11.10.12

Constantinos Caváfis: O espelho da entrada / trad. José Paulo Paes





O espelho da entrada


À entrada da mansão
havia um grande espelho muito antigo,
comprado pelo menos há mais de oitenta anos.

Um rapaz belíssimo, empregado de alfaiate
(e nos domingos atleta diletante)
estava ali com um pacote.

Deu-o a alguém da casa, que o levou para dentro
com o recibo. O empregado do alfaiate
ficou sozinho, à espera.

Acercou-se do espelho e mirou-se
para ajeitar a gravata. Após cinco minutos,
trouxeram-lhe o recibo e ele se foi.

Mas o antigo espelho, que vira e revira
nos seus longos anos de existência
coisas e rostos aos milhares;
mas o antigo espelho agora se alegrava
e exultava de haver mostrado sobre si
por um instante a beleza culminante.



CAVÁFIS, Constantinos. In: PAES, José Paulo (org. e trad.). Poesia moderna da Grécia. Rio de Janeiro: Guanabara, 1986

5 comentários:

Jefferson Bessa disse...

É uma beleza ler um poema como esse!
Kaváfis tem essa coisa de suavidade, simplicidade e grandiosidade. Valeu!

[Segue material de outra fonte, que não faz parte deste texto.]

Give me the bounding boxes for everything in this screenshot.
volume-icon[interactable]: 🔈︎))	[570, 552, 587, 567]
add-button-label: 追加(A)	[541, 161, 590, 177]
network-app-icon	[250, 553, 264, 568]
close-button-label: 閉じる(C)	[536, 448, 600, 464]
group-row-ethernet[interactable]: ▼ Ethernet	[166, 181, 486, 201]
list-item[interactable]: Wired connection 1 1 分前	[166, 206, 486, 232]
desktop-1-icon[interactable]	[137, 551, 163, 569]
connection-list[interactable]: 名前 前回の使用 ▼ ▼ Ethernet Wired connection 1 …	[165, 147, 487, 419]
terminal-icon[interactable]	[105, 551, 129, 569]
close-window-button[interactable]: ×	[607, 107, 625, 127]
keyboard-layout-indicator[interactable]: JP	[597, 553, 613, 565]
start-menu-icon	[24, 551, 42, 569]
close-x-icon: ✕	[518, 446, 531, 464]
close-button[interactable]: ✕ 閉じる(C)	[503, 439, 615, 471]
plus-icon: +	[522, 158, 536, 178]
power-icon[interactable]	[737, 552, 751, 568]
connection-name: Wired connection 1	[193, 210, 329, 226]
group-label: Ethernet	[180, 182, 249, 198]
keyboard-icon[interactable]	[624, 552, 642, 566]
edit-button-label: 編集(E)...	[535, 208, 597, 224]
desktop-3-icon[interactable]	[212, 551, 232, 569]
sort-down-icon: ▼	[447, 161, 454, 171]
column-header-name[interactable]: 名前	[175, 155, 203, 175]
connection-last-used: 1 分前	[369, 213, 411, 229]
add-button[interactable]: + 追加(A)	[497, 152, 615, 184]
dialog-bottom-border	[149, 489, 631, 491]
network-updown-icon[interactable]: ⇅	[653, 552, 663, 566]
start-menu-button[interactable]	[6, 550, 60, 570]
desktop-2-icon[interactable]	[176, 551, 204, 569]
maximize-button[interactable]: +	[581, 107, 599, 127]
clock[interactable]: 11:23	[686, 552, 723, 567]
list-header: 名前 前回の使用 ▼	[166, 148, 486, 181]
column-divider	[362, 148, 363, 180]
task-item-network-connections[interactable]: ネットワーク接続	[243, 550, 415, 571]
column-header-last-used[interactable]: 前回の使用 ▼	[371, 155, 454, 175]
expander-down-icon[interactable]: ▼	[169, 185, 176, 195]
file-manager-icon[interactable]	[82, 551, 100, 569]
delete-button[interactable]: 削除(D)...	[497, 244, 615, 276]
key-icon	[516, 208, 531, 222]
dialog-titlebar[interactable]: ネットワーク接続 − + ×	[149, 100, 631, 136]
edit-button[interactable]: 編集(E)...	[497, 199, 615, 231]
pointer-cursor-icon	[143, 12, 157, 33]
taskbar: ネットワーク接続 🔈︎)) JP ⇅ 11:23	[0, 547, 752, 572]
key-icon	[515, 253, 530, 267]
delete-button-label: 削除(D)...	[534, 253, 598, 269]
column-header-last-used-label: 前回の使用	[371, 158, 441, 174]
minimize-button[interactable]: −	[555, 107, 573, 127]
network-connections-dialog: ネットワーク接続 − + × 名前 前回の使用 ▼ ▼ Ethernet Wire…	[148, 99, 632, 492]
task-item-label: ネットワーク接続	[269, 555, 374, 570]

Deixo um poema que escrevi:

nos dias do cansaço em olhar
as ruas, os andares, os cabelos
os jornais, as fotos, os carros
depois de tanto olhar arrastado
para te ver deixo a escuridão
bem firme como uma presença

o que não se olha não nos leva
à terra alguma longe desta,
estamos juntos, bem próximos.
pouco se imagina e se pensa,
os olhos se cansaram por hoje
e na escuridão sentimos bem

ouvimos claro o que se tem,
pois aqui a noite não é ausência
de luz de não sabermos sentir.
de olhos cerrados a luz se abre
as mãos se abrem, iluminando
o ver dos dedos sobre teu corpo

Abraços.

ADRIANO NUNES disse...

Cicero,


que belo poema! Grato por compartilhar!

Um poema que fiz para você:

"outro verso, certamente, outro verso" - Para Antonio Cicero

certamente, se eu pudesse fazer
outro verso, certamente, outro verso
diferente dos que faço, outro verso
menos íntimo, não meu, com prazer

eu faria. certamente, se ousasse
fazer um verso qualquer, diferente-
mente, como se fosse diferente
dos outros, todos os outros, num passe

de mágica, prontamente o faria.
mas não ouso, porque sei muito bem
que não sei fazê-lo, não sei não , nem

nunca saberei, mas essa alegria
de ver um verso surgir como vem,
gratuito, entre as mais, nada me daria.


Abraço forte,
Adriano Nunes

Antonio Cicero disse...

Bonito poema, Jefferson!

Abraço

Antonio Cicero disse...

Obrigado, Adrinao, pelo belo soneto.

Abraço

Talles Azigon disse...

Uau, meu Deus, sabe aquela sensação de querer deixar o corpo cair depois de ler um poema e ficar uns instantes com o gosto dele na boca da alma? foi isso que senti.